An estimated 50 million Americans were dealing with a diagnostic mental health condition before the pandemic began. Researchers say that number has grown in the past year. One reason is the imposed restrictions on in-person contact.

“In addition to isolation and other effects, our brains are designed to answer two questions: ‘what does something mean – is it a threat or not,’ and ‘now what do I do?’ What we hate most is ambiguity,” said Les Kertay a clinical and consulting psychologist. “So on top of being afraid, being isolated, I can’t think of a more ambiguous situation. Since we started [the pandemic] all the answers have been, ‘I don’t know.’”

Those who have been directly impacted by COVID-19 – either themselves or someone close to them – have added stress. In fact, new research shows that people who have had the virus are much more likely to develop mental health conditions – even if they’ve never had any previous symptoms.

“Of those that are actually diagnosed with COVID, 1 in 5 develop a psychiatric illness within 90 days. That’s very powerful,” Cherry said. “Those that have had mental health issues in the past are two times as likely to be diagnosed with a mental health condition.”

Depression, anxiety and insomnia are the common symptoms associated with stressful situations in general.

“We’re talking about a spectrum of mental health impacts,” Kertay explained. “Not everyone is going to be diagnosable – meet the criteria for a diagnosed mental health condition. But almost everyone will have some symptoms associated with depression, anxiety, insomnia if you’re really confronted with the virus itself. It’s really important that we as employers pay attention to the whole spectrum and not just the diagnosis.”

What Employers Can Do

While some employees may need medications to address symptoms of depression, anxiety or insomnia, others can benefit from support – and contact. Employers can offer help by knowing what to look for. Signs include sadness or reduced ability to concentrate, withdrawal, substance abuse, performance/attendance concerns, anger and hostility, and suicidal thoughts.

“Recognizing the signs helps evaluate how people are doing on this spectrum,” Kertay said. “Some days I need a break. If somebody sees me needing a break day after day, after the 3rd day somebody might want to ask me, ‘how are you doing.’

It doesn’t require a formal mental health evaluation, Kertay said. It’s what you might say to a colleague as you pass each other in the hall while working in-person. Any change in behavior should be a red flag, especially if it affects the person’s work. Employers can intervene without fear of violating privacy concerns.

“We think we’re violating HIPAA or HR laws,” Kertay said. “I’m not suggesting saying ‘hey are you feeling depressed and taking your medications?’ But [saying] ‘how are you doing,’ is not a problem.”

Kertay also suggests employers ensure they have a culture of support. One way is to dispel some of the myths associated with mental health issues. For example, a widespread belief is that depression is a chronic disease that comes and goes.
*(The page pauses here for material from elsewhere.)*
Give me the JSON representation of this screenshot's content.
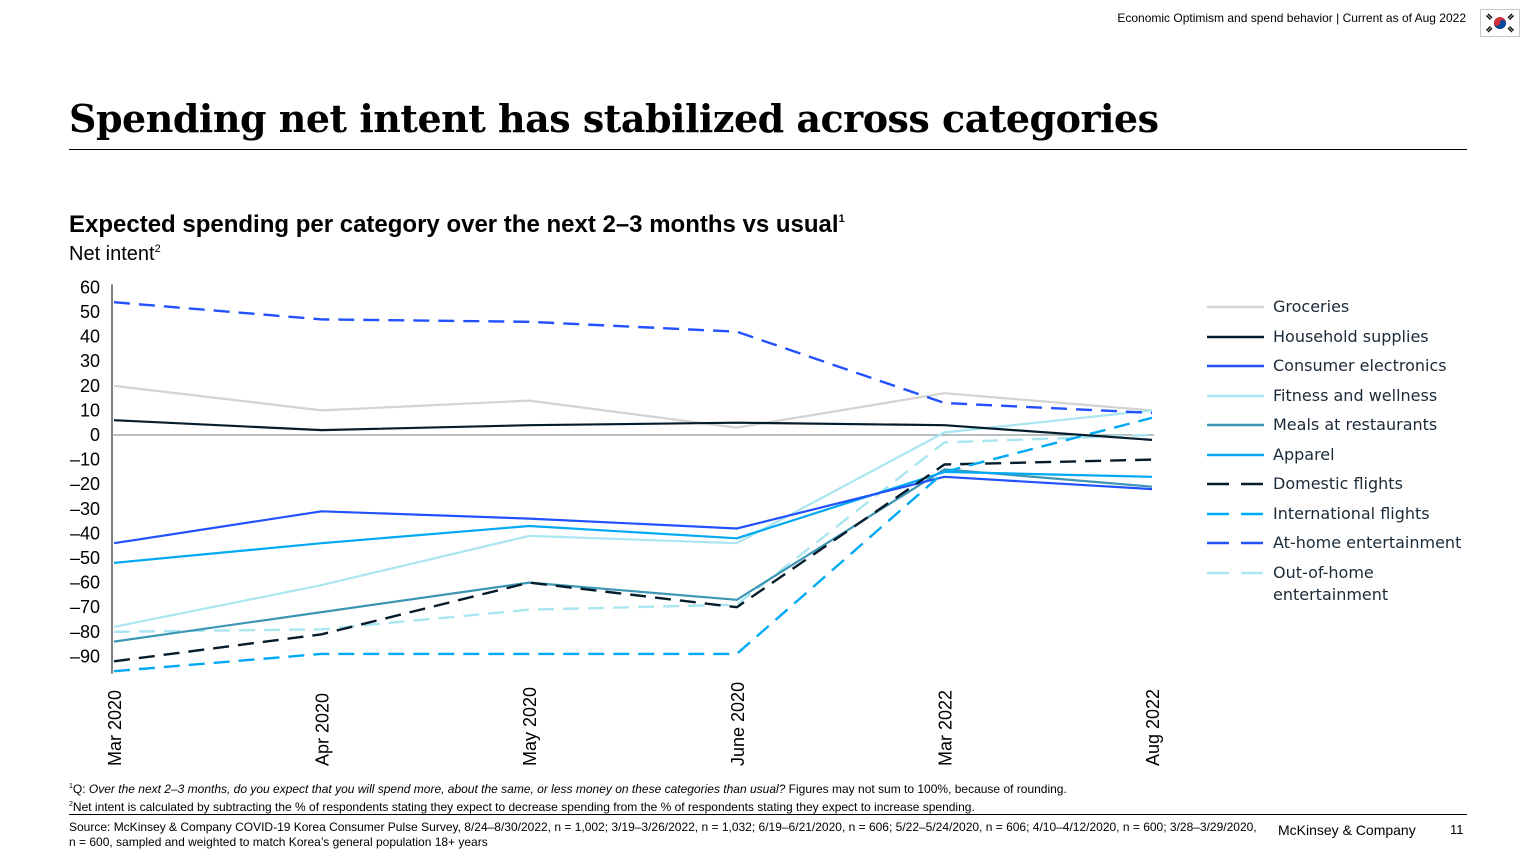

“In point of fact, over half of people who experience major depressive episode – not just feeling blue but a two-week period where we’re struggling to get out of bed – over half will never have one again,” Kertay related. “We know almost nothing about the half that gets better and stays better because we don’t study them. So not only does the general public have this wrong but mental health professionals have this wrong.”

Employees who are suffering with depression or other mental health issue are often reluctant to discuss it with their employers for fear of reprisals. Employers can change that attitude.

“From an employer perspective what I’m thinking is I’d much rather have somebody who came to me that I can help and if they need treatment they get treatment, because they are going to be a much better employee,” Kertay said. “I’m not going to punish somebody for this, I’m going to reward them.”